The other issue I want to address, is your very restricted diet. If this means, calorie restricted, this is the worst thing you can do. The body will go into save modus. In the first couple of weeks, the body produces a lot of reverse T3 . This is to get FT3 down to save on energy. That normalizes, but FT3 will stay low. A low carb diet will be much better for you, I think. I like Kris Kresser on this. Have a look at his blog.
You ask about NDT. In general, if you feel my iodine theory are correct, I would give that a few months, and test my thyroid levels again and see. If the TSH then still is a little elevated, then try a little T4 medicine and see if that helps. But don’t stop the iodine! You really don’t need medicine that contain T3, you convert very well. It is at 0,32. That is a very healthy conversion. Some people, myself included, have side effects from the synthetic T4 meds. But don’t worry about that before it happens. If you don’t like the most co.mmon T4 meds, you can try Tirosint But one step at a time.

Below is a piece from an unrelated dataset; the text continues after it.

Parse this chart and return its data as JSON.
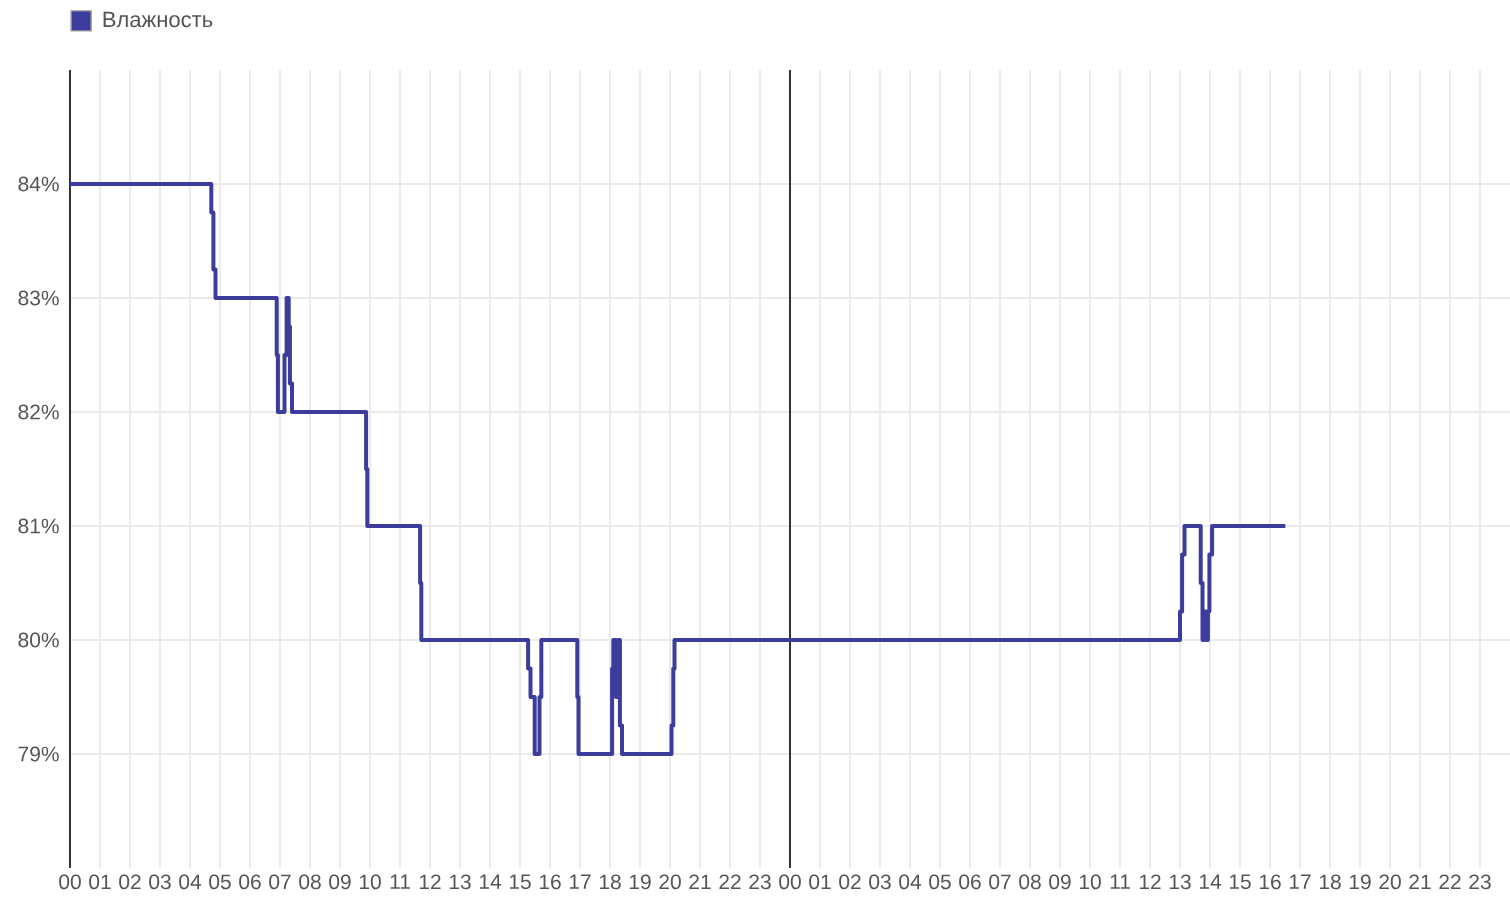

You need some B12 and folate. B12 can be at 1000. Mine is. Both of these are very important for iron uptake. Your Vit D could be higher, as could your ferritin. I am not a believer of very high ferritin though. But if you menstruate, it should be higher than this, Iron is actually very important for the thyroid function as well. Your selenium needs to be high, it can actually be a little over reference, at 3 ng/dl say some Norwegian scientists. 3,5 ng/dl is toxic. Your zinc also needs to be good. So a restricted diet is NOT a good idea.